My use case: I have all my pictures stored on the desktop PC and when I am on my laptop then I just mount the pictures folder from the desktop via NFS. The folder is called dimage, named after my first digital camera. Occasionally it happens that the desktop PC is shutdown in the evening before I shutdown the laptop. The laptop is running ubuntu 16.04 and it is then able to shutdown. It just hangs forever. One has to hard reset the laptop to get out of this. The following is a systemd service script that prevents this. It has to be installed on the laptop. It checks if there is an nfs mount (I might not always work with my photos) on the mount point called dimage. If so then it runs "umount -f -l ...." on that mount. The "-f -l" stand for force and lazy unmount and they clean up all local references and disconnect.

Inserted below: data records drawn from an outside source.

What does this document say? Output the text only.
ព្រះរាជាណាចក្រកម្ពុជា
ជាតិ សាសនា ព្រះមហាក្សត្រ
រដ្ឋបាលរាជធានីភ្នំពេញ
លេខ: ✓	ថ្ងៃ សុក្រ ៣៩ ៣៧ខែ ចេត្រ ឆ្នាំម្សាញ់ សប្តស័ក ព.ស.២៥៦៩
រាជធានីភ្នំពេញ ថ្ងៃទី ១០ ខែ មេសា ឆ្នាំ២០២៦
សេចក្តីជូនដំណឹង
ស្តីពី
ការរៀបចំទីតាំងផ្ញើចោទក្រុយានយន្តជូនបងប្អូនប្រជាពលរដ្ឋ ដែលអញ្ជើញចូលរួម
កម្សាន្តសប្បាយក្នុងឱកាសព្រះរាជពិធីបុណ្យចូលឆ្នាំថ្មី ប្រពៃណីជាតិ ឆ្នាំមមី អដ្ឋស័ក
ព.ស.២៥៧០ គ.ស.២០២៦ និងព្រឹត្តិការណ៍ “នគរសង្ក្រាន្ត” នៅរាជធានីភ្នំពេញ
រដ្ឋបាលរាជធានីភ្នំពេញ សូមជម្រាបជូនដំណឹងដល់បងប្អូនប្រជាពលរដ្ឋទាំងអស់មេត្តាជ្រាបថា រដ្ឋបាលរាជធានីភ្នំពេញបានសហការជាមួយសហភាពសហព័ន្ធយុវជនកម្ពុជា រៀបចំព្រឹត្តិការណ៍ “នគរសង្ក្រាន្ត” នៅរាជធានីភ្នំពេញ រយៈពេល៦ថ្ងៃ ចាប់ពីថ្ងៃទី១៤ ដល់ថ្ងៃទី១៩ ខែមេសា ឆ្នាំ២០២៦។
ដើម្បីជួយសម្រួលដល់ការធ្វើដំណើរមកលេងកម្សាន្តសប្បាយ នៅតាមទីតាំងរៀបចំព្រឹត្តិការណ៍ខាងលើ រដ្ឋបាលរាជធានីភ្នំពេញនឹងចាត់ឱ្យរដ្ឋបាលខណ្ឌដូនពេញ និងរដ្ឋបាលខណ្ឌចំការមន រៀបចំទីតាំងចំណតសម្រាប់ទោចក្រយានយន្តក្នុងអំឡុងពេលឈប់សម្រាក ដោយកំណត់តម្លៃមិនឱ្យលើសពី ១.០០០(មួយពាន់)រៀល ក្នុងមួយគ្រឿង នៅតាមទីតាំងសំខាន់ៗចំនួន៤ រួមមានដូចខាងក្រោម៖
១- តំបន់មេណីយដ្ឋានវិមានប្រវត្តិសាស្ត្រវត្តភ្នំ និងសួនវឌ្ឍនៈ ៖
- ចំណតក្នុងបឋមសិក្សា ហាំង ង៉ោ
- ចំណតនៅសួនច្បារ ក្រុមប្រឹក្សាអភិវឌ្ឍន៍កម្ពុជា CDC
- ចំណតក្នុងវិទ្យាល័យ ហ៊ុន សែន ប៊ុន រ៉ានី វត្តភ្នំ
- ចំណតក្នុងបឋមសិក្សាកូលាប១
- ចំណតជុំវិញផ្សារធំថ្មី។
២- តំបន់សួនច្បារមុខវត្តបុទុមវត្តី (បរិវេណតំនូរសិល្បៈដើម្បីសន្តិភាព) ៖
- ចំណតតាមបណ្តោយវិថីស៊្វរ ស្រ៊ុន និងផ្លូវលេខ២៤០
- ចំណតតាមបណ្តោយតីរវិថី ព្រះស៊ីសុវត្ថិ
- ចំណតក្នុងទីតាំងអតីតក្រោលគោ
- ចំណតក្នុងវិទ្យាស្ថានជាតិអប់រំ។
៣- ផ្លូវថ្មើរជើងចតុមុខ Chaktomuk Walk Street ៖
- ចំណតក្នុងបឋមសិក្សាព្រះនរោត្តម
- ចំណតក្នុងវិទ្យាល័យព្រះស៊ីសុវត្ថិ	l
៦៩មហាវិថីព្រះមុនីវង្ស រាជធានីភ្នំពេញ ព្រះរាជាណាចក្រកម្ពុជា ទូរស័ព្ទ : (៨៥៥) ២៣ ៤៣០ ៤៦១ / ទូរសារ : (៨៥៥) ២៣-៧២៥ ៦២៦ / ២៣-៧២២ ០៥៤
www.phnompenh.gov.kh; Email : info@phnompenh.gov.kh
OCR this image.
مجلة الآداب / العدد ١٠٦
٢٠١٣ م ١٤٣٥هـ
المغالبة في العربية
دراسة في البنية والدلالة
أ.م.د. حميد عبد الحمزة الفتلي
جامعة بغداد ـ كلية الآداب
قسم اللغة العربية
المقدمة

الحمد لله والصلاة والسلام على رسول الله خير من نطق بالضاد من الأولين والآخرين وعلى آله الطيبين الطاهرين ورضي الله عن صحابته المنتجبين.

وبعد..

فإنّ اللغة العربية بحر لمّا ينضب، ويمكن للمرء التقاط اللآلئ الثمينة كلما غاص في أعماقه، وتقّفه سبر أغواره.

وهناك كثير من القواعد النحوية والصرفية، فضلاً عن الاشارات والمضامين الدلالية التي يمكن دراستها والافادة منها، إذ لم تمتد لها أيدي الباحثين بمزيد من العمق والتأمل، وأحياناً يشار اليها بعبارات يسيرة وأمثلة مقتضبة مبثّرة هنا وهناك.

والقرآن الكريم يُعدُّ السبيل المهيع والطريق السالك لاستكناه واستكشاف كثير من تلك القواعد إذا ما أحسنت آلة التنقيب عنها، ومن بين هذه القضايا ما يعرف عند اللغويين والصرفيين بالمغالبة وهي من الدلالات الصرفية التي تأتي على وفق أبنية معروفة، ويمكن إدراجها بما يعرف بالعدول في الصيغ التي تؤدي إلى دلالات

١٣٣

This is the "umount-nfs-dimage.service" systemd script which you need to copy to /lib/systemd/system/umount-nfs-dimage.service (ubuntu):
# syntax check this with: 
#   systemd-analyze verify /lib/systemd/system/umount-nfs-dimage.service
# installation:
#   systemctl list-unit-files | grep umount-nfs-dimage.service
#   systemctl enable umount-nfs-dimage.service
#   systemctl start umount-nfs-dimage.service
[Unit]
Description=NFS lazy unmount dimage
After=syslog.target
Wants=multi-user.target

[Service]
# see man systemd.service 
Type=oneshot
RemainAfterExit=true
ExecStop=/usr/bin/umount-lazy-nfs-stop.sh
# write to log
StandardOutput=syslog+console

[Install]
WantedBy=multi-user.target 
This systemd service does nothing at startup and it executes /usr/bin/umount-lazy-nfs-stop.sh at shutdown. It does it while syslog is still running so we can easily debug things in case of a typo. The /usr/bin/umount-lazy-nfs-stop.sh looks like this:
#!/bin/sh
# This umount-lazy-nfs-stop.sh script is used by the following systemd services:
#  redhat: /usr/lib/systemd/system/umount-nfs-dimage.service
#  ubuntu: /lib/systemd/system/umount-nfs-dimage.service
# This script should be executed on shutdown only
# and while syslog is still running (makes it easier).
# Written by guido socher
if [ -n "$1" -a "$1" = "-h" ];then
	echo "run umount -l -f /mnt/nfs/dimage if mounted"
	exit 0
fi
if mount -t nfs | grep -q  dimage; then
	echo "dimage directory mounted, lazy unmount"
	umount -l -f /mnt/nfs/dimage
else
	echo "dimage directory NOT mounted, nothing to do"
fi 


Save this script and then make it executable with "chmod 755 /usr/bin/umount-lazy-nfs-stop.sh".

You might need to adapt this script a bit. My mount point for the NFS filesystem is /mnt/nfs/dimage and yours may be different.

It works very well and it is the right thing to do. There is little purpose in trying to execute a normal unmount when it will just prevent the laptop from shutting down. NFS filesystems can not get corrupted if you just disconnect. The NFS server takes care of filesystem consistency.